When we were able to express our vision we presented our ideas to PD Dr. Gust. His experience with cloning and antibiotic production in streptomyces fits our project's needs perfectly. He knows everything about the current state of art techniques and provided us with important know-how concerning the practicability of our project idea. We included his valuable input about chemical and biochemical synthesis of our antibiotic and presented our cloning strategy to him. Additionally, he gave us some tips on working with Streptomyces. Furthermore, Dr. Gust offered us some of the materials and chemicals from his lab. This enabled us to proceed with our lab work in a safe and sustainable environment on our own.

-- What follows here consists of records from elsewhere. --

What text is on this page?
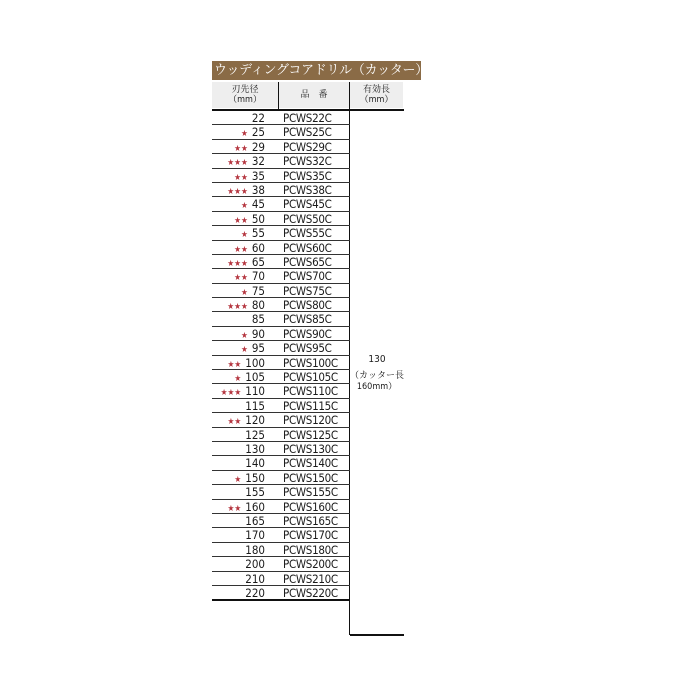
ウッディングコアドリル（カッター）
刃先径
（mm）	品　番	有効長
（mm）
22 PCWS22C
★ 25 PCWS25C
★★ 29 PCWS29C
★★★ 32 PCWS32C
★★ 35 PCWS35C
★★★ 38 PCWS38C
★ 45 PCWS45C
★★ 50 PCWS50C
★ 55 PCWS55C
★★ 60 PCWS60C
★★★ 65 PCWS65C
★★ 70 PCWS70C
★ 75 PCWS75C
★★★ 80 PCWS80C
85 PCWS85C
★ 90 PCWS90C
★ 95 PCWS95C
★★ 100 PCWS100C
★ 105 PCWS105C
★★★ 110 PCWS110C
115 PCWS115C
★★ 120 PCWS120C
125 PCWS125C
130 PCWS130C
140 PCWS140C
★ 150 PCWS150C
155 PCWS155C
★★ 160 PCWS160C
165 PCWS165C
170 PCWS170C
180 PCWS180C
200 PCWS200C
210 PCWS210C
220 PCWS220C
130
（カッター長
160mm）
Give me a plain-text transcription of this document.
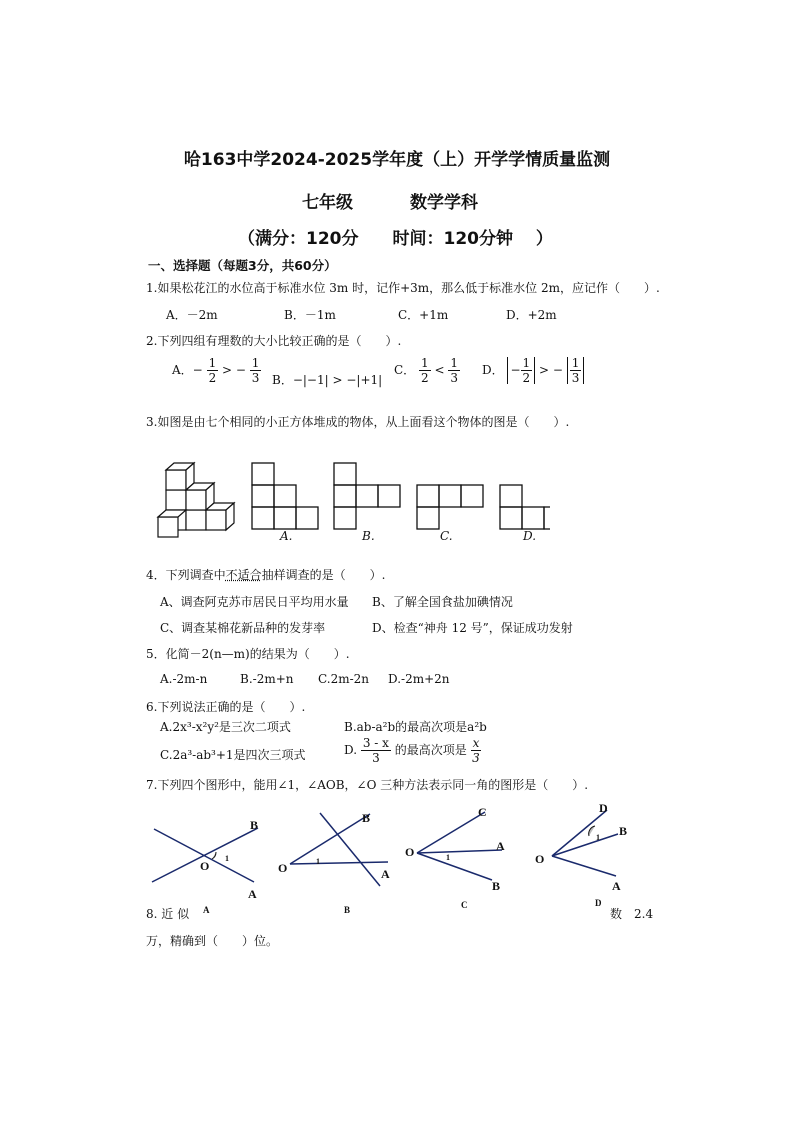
哈163中学2024-2025学年度（上）开学学情质量监测
七年级	数学学科
（满分：120分　　时间：120分钟　 ）
一、选择题（每题3分，共60分）
1.如果松花江的水位高于标准水位 3m 时，记作+3m，那么低于标准水位 2m，应记作（　　）.
A．－2m	B．－1m	C．+1m	D．+2m
2.下列四组有理数的大小比较正确的是（　　）.
A．− $\frac{1}{2}$ > − $\frac{1}{3}$ B．−|−1| > −|+1|
C． $\frac{1}{2} < \frac{1}{3}$ D． − $\frac{1}{2}$ > − $\frac{1}{3}$
3.如图是由七个相同的小正方体堆成的物体，从上面看这个物体的图是（　　）.
A.	B.	C.	D.
4．下列调查中不适合抽样调查的是（　　）.
A、调查阿克苏市居民日平均用水量 B、了解全国食盐加碘情况
C、调查某棉花新品种的发芽率	D、检查“神舟 12 号”，保证成功发射
5．化简－2(n—m)的结果为（　　）.
A.-2m-n	B.-2m+n C.2m-2n D.-2m+2n
6.下列说法正确的是（　　）.
A.2x³-x²y²是三次二项式	B.ab-a²b的最高次项是a²b
C.2a³-ab³+1是四次三项式	D. $\frac{3 - x}{3}$ 的最高次项是 $\frac{x}{3}$
7.下列四个图形中，能用∠1，∠AOB，∠O 三种方法表示同一角的图形是（　　）.
O
1
B
A
O	1
B
A
O	1
C
A
B
O
1
D
B
A
A	B	C	D
8. 近 似	数　2.4
万，精确到（　　）位。
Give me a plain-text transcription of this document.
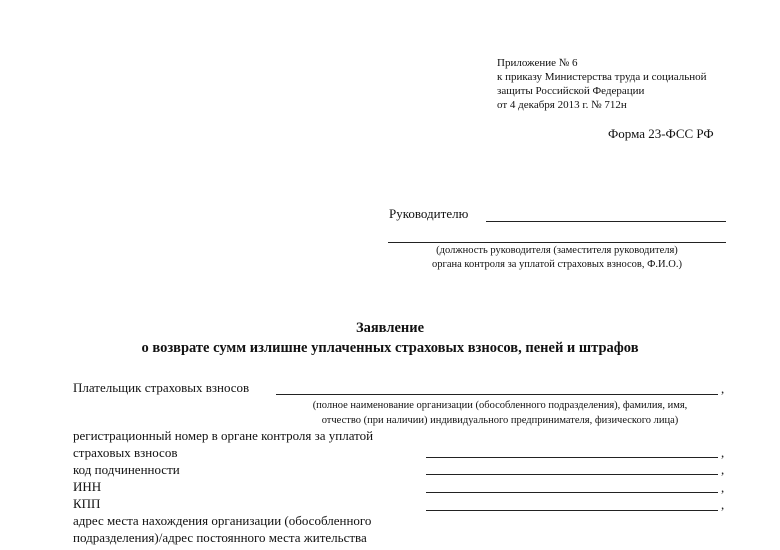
Приложение № 6
к приказу Министерства труда и социальной
защиты Российской Федерации
от 4 декабря 2013 г. № 712н
Форма 23-ФСС РФ
Руководителю
(должность руководителя (заместителя руководителя)
органа контроля за уплатой страховых взносов, Ф.И.О.)
Заявление
о возврате сумм излишне уплаченных страховых взносов, пеней и штрафов
Плательщик страховых взносов	,
(полное наименование организации (обособленного подразделения), фамилия, имя,
отчество (при наличии) индивидуального предпринимателя, физического лица)
регистрационный номер в органе контроля за уплатой
страховых взносов	,
код подчиненности	,
ИНН	,
КПП	,
адрес места нахождения организации (обособленного
подразделения)/адрес постоянного места жительства
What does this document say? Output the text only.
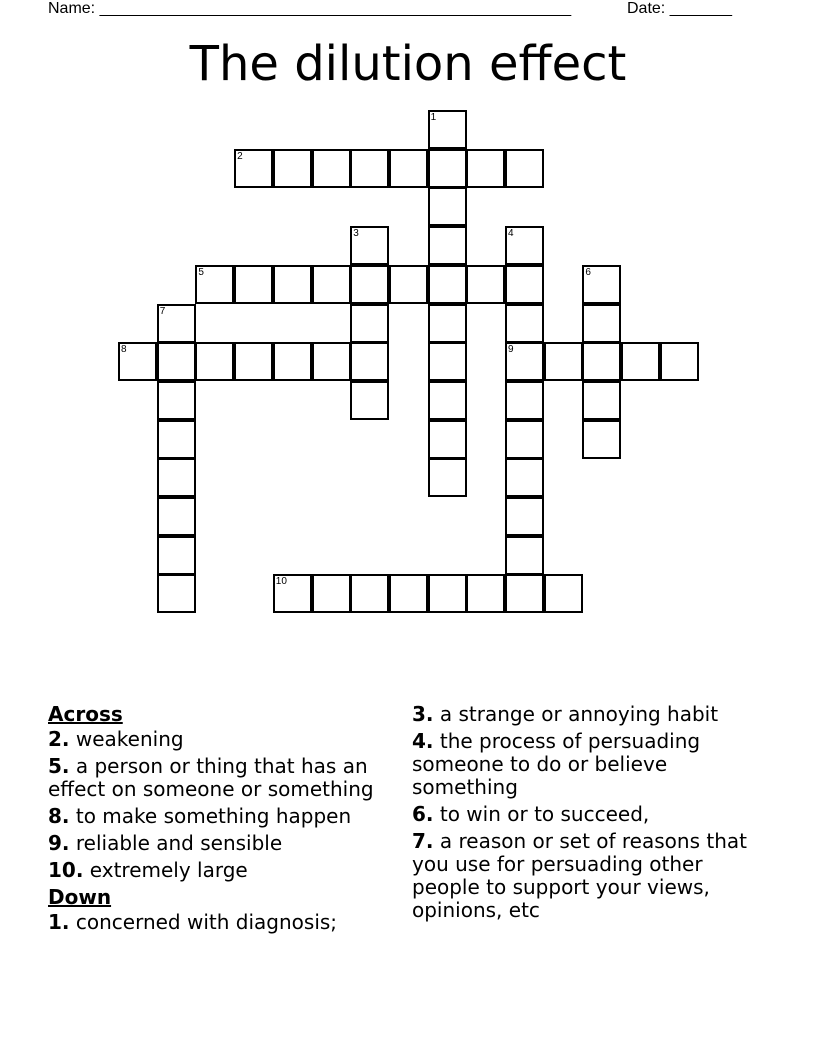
Name: _____________________________________________________	Date: _______
The dilution effect
2
5
8	9
10
1
3	4
6
7
Across
2. weakening
5. a person or thing that has an effect on someone or something
8. to make something happen
9. reliable and sensible
10. extremely large
Down
1. concerned with diagnosis;
3. a strange or annoying habit
4. the process of persuading someone to do or believe something
6. to win or to succeed,
7. a reason or set of reasons that you use for persuading other people to support your views, opinions, etc
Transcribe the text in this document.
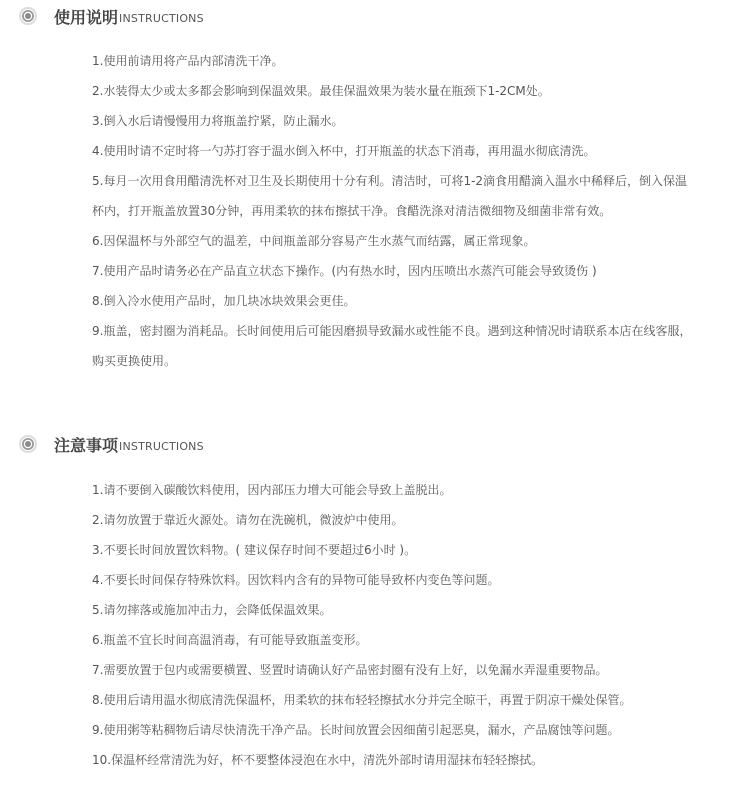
使用说明 INSTRUCTIONS
1.使用前请用将产品内部清洗干净。
2.水装得太少或太多都会影响到保温效果。最佳保温效果为装水量在瓶颈下1-2CM处。
3.倒入水后请慢慢用力将瓶盖拧紧，防止漏水。
4.使用时请不定时将一勺苏打容于温水倒入杯中，打开瓶盖的状态下消毒，再用温水彻底清洗。
5.每月一次用食用醋清洗杯对卫生及长期使用十分有利。清洁时，可将1-2滴食用醋滴入温水中稀释后，倒入保温杯内，打开瓶盖放置30分钟，再用柔软的抹布擦拭干净。食醋洗涤对清洁微细物及细菌非常有效。
6.因保温杯与外部空气的温差，中间瓶盖部分容易产生水蒸气而结露，属正常现象。
7.使用产品时请务必在产品直立状态下操作。(内有热水时，因内压喷出水蒸汽可能会导致烫伤 )
8.倒入冷水使用产品时，加几块冰块效果会更佳。
9.瓶盖，密封圈为消耗品。长时间使用后可能因磨损导致漏水或性能不良。遇到这种情况时请联系本店在线客服，购买更换使用。
注意事项 INSTRUCTIONS
1.请不要倒入碳酸饮料使用，因内部压力增大可能会导致上盖脱出。
2.请勿放置于靠近火源处。请勿在洗碗机，微波炉中使用。
3.不要长时间放置饮料物。( 建议保存时间不要超过6小时 )。
4.不要长时间保存特殊饮料。因饮料内含有的异物可能导致杯内变色等问题。
5.请勿摔落或施加冲击力，会降低保温效果。
6.瓶盖不宜长时间高温消毒，有可能导致瓶盖变形。
7.需要放置于包内或需要横置、竖置时请确认好产品密封圈有没有上好，以免漏水弄湿重要物品。
8.使用后请用温水彻底清洗保温杯，用柔软的抹布轻轻擦拭水分并完全晾干，再置于阴凉干燥处保管。
9.使用粥等粘稠物后请尽快清洗干净产品。长时间放置会因细菌引起恶臭，漏水，产品腐蚀等问题。
10.保温杯经常清洗为好，杯不要整体浸泡在水中，清洗外部时请用湿抹布轻轻擦拭。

Modelling our project idea

Our project includes the development of a new antibiotic. Antibiotics, in general, interact with structures of targeted bacteria to disrupt their cellular and vital functions. Before starting off with our laboratory work, we had the idea to model the interaction of our newly developed and optimized antibiotic. We estimated through a variety of docking techniques whether our compound - and its different stereo versions - would fit into the binding pocket of the enzyme. Moreover, we also wanted to know, whether the binding affinity to the human topoisomerase II decreases due to our modifications, as this is one of the main problems with the unmodified Clorobiocin.
This docking experiment confirmed that the included modification changed the interaction pattern accordingly, which gave us a better understanding of reaction patterns of troiacin.

Safety considerations

Working with genetically engineered organisms calls for special awareness of safety for humans and environment. Therefore, we had to assess possible risks while working in the lab. We had to constantly rethink assumptions we made during the project to ensure the safety of all people working on our project, affected by our work or our environment. This included the necessity of planning every step of our research ahead of time and coordinating the work, respectively. To follow Good Scientific Practice and federal regulations, we profoundly researched all available information about our used gene blocks and possible complications we might face in the course of our work with genetically modified organisms. To minimize evolving risks, we decided to limit ourselves to tools, parts, and organisms within the Biosafety level 1 and therefore also to limit our work to a BSL 1 laboratory.
Before we started our work, we contacted the representative for biological safety and security of the University of Tuebingen, Dr. Kittel, to confirm that we follow all necessary provisions and keep our work at BSL1. We took a comprehensive safety instruction by our technical officer Dr. Möschel and our PI PD Dr. Gust.

Working in lab

Our project demanded all kinds of diverse expertise. As our team consists of different backgrounds and very individual talents, we decided to allocate the different tasks respectively. We did not only rely on the expertise of our group members but also contacted and cooperated with various professors and workgroups. The cooperation started with providing materials and lab space and included support for both theoretical and practical procedures. Luckily, we could organize different parts of the project in separate labs to react on different needs according to the subprojects. For our chemical synthesis, we joined the Lab of AG Schwarzer located in the Inerfacultrary Institute of Biochemistry in Tübingen. They provided us with analytical facilities such as HPLC, MALDI-TOF, LC-MS (ESI-Quadrupole) and all required equipment for our chemical synthesis. In addition, we were pleased about our close cooperation with the Gust lab.